It’s only been a little over a year since Facebook and YouTube started supporting 360-degree videos, but that’s enough to have caused one of the most dramatic and exciting shifts of music video creation and consumption in recent history. And with VR devices like Google Cardboard,Samsung Gear VR and Oculus Rift entering more and more households, music videos in this new format are becoming rich immersive experiences that can completely transform a music fan’s emotional connection to an artist or song.
Rather than music videos serving as passive experiences for viewers, this new technology puts the fan in the center of the action. Still, it’s a relatively unexplored landscape in the grand scheme of music videos available online.
If you do a simple YouTube search for “music video”, with the 360-degree filter selected, there are only around 31,000 results (as opposed to 292 million results without that filter).
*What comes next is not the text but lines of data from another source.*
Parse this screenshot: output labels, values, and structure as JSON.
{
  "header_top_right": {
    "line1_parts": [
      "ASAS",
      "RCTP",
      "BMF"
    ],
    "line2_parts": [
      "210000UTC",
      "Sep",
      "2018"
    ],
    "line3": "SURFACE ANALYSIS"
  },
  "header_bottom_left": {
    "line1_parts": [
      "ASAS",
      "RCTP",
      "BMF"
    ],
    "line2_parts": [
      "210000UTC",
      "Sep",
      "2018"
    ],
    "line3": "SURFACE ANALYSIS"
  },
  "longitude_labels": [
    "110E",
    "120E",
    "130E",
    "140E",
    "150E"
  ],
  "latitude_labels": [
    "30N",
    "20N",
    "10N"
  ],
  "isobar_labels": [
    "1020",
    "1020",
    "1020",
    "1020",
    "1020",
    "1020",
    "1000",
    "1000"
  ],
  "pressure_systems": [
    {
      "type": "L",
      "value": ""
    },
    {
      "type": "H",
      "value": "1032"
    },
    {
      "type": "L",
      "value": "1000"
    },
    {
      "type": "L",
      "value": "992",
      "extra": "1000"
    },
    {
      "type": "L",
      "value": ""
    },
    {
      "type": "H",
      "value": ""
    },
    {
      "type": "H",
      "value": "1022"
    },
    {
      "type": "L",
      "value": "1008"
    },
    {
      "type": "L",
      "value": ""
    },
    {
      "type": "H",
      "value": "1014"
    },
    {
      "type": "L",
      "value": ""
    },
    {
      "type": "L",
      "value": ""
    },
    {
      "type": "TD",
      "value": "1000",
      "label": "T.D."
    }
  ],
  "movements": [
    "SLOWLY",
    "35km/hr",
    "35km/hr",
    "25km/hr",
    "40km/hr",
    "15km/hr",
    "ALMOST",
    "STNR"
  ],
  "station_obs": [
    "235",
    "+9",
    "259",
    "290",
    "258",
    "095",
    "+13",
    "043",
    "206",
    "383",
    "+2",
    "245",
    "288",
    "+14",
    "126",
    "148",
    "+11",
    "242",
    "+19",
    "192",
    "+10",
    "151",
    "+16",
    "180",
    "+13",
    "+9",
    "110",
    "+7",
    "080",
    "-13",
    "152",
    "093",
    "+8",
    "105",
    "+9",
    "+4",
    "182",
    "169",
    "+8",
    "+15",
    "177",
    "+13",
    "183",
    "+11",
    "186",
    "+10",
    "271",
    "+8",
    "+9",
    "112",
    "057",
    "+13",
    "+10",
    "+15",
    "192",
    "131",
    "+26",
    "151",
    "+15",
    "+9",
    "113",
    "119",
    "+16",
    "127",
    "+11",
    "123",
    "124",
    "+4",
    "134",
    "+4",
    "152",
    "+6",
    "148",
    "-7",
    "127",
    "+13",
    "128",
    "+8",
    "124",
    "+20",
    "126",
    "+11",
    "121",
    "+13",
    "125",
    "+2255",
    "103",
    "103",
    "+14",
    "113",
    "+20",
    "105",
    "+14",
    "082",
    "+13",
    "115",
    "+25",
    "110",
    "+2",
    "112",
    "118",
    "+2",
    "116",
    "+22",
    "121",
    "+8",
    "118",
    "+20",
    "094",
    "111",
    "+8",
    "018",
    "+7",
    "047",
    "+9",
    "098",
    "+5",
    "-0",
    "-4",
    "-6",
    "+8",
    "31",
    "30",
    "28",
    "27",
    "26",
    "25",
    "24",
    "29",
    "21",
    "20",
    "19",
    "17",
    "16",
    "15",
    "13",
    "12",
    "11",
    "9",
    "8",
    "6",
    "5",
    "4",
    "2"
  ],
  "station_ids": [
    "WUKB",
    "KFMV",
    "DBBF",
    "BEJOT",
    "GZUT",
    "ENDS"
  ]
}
The most-viewed VR music video is Avicii’s “Waiting For Love”, with nearly 17.5 million views — a seemingly impressive number until you compare it to the most-viewed music video of all-time, PSY’s “Gangnam Style”, which boasts over 2.6 billion views.
While VR music videos haven’t quite hit the tipping point of mainstream status just yet, here are 5 examples of early-adopter musicians and music video directors who are setting the bar high for creative and engaging experiences.
1. The Donnies The Amys “Runaround” (2016)
Created by Spectacular Theory, what’s unique about this music video for Echo Park indie pop group The Donnies The Amys is that it takes us through an apartment party in just one single shot (as opposed to having multiple cuts). As you explore, you can see different band members playing behind various doors, ultimately ending in the main room where partygoers are dancing and tossing inflatable balls.
2. Björk “Stonemilker” (2015)
It’s not surprising that the trailblazing Icelandic artist is one of the first few to embrace this medium. The video, her first foray into VR, is actually relatively simple. It features Björk on a stunning and completely empty beach in Iceland (Grótta, where she wrote the song with a 30 piece orchestra), singing and gesturing straight to the camera. The viewer has the option to follow her as she runs and twirls around the beach, her canary yellow dress billowing in the breeze, or to look around and take in the breath-taking landscape.
3. D’Cinnamons “Sweet Memories” (2015)
Hailing from Indonesia, D’Cinnamons are an acoustic indie pop group whose 360-degree video for “Sweet Memories” shows that VR can be engaging even without bombastic production values. This video is set inside of a cafe, and allows the viewer to switch between watching the band perform and people-watching. For those who look in unexpected places, there are a few Easter eggs that make the video even more whimsical (example: if you look down at the floor in one particular part of the song, a message appears saying “Memories warm you up from the inside. But they also tear you apart.”)
4. Foals “Mountain At My Gates” (2015)
This is one of the most-viewed 360-degree music videos on YouTube (over 9.3m views), a result of a) killer track + b) high production values. It was shot entirely on a spherical GoPro Hero camera at London’s Alexandra Road Estate, set against a fictional backdrop of an imposing mountain range. As the song climaxes, lighting flashes in the cloudy sky while swarms of black crows fly erratically, ultimately leading to the mountains crumbling away.
5. Hello play! presents “The Future of Music” (2016)
While not technically a music video in the traditional sense (though it does feature the song “Searching” by Belgian producer Polar Youth), it’s still worth highlighting this music video project as an innovative example of VR. The viewer is immersed in a candy-colored surrealist universe where its laws of physics make about as much sense as its cast of bizarre characters. Depending on where you look, you could be watching a person in a black and white checkered bodysuit sit on a ball until confetti explodes out of it, a man wrapping himself in rolls of toilet paper hanging on the wall, or a woman flying through a vortex of paint.
The Future of VR + Music Videos
“Music and art and culture is escapism, and escapism sometimes is healthy for people to get away from reality.” — Chuck D
Music by its very nature, even without a VR video, has the power to completely whisk us away and evoke every imaginable emotion. As VR technology becomes more advanced, and more accessible to both creators and consumers, music videos will perhaps become one of the most powerful forms of escapism.
Though we’re already seeing some innovative examples of VR and music, it’s exciting to think of what awaits us further down the line of this convergence of music and technology.